I publish a new poem every single morning. Or mourning. Depends on the emotional forecast. Some are tender. Some are rage in a nice outfit. All of them are my attempt to make sense of the human experience using metaphors, emotionally charged line breaks, and questionable coping mechanisms.

Let me be clear: these poems are fiction. Or feelings. Or both. Sometimes they’re exaggerated. Sometimes they’re the emotional equivalent of screaming into a throw pillow. Sometimes they’re just a vibe that got out of hand. They are not confessions. They are not journal entries. They are not cry-for-help-coded-messages. (I have actual coping strategies. And group chats.)

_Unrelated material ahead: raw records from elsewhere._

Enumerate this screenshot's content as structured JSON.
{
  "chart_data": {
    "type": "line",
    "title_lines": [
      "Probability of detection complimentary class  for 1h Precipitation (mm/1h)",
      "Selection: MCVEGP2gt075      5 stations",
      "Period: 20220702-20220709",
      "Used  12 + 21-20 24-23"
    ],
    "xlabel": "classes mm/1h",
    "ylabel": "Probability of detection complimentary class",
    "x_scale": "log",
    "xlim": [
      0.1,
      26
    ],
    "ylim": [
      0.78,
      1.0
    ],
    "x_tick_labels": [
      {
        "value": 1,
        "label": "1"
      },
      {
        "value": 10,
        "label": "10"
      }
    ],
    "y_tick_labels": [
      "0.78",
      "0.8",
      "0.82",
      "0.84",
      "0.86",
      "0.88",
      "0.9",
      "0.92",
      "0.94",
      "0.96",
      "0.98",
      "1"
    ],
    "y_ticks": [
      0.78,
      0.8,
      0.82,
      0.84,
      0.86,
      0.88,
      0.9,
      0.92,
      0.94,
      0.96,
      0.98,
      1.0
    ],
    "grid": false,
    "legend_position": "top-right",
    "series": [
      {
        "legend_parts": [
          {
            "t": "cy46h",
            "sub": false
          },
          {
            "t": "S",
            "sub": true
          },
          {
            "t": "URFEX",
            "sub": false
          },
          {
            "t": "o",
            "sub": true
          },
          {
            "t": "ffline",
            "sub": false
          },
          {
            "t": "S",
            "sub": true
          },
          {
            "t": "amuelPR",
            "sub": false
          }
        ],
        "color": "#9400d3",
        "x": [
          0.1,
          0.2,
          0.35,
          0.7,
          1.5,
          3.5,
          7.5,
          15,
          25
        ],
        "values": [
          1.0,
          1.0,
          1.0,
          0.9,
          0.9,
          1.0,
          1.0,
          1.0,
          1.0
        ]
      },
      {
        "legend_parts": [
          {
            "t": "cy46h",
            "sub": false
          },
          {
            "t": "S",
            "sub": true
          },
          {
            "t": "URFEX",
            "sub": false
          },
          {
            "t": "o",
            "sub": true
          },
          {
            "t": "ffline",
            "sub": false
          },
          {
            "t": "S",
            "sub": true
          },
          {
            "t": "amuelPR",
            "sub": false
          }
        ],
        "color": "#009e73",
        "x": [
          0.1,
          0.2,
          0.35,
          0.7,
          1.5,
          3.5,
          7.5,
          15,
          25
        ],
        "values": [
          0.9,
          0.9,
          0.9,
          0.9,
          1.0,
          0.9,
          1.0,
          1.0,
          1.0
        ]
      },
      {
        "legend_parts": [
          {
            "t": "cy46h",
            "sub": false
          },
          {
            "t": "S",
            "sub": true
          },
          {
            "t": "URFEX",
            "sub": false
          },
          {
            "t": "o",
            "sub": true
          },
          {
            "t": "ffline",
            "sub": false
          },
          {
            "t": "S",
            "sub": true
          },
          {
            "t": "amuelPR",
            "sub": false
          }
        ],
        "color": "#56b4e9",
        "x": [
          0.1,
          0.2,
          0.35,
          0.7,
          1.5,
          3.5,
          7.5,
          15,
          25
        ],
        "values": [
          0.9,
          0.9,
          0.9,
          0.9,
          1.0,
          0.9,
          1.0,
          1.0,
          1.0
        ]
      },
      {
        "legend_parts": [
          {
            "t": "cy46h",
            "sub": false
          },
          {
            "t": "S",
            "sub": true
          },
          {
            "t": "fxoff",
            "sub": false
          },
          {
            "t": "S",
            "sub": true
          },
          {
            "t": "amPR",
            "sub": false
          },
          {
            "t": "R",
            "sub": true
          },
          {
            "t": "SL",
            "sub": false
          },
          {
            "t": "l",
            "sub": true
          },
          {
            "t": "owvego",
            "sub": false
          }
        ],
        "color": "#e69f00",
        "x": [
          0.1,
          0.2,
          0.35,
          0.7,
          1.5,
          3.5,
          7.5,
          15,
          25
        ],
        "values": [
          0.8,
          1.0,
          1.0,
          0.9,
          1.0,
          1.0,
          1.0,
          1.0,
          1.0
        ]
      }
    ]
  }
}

Poetry, for me, isn’t about answers. It’s about shouting into the abyss—but rhythmically. Some pieces will whisper, “Hey… you okay?” Others will show up uninvited, grab you by the collar, and scream, “SAME.” They’re moody, messy, and occasionally helpful—kind of like me.

You’ll find themes running through them like recurring nightmares or that one playlist you swear you’ve moved on from. Love. Grief. Identity. Joy. Ruin. It’s all here, jostling for attention like emotionally unstable toddlers on a sugar high.

Think of these poems as an ongoing conversation—one I started, overshared during, and have now awkwardly walked away from. Good luck with that.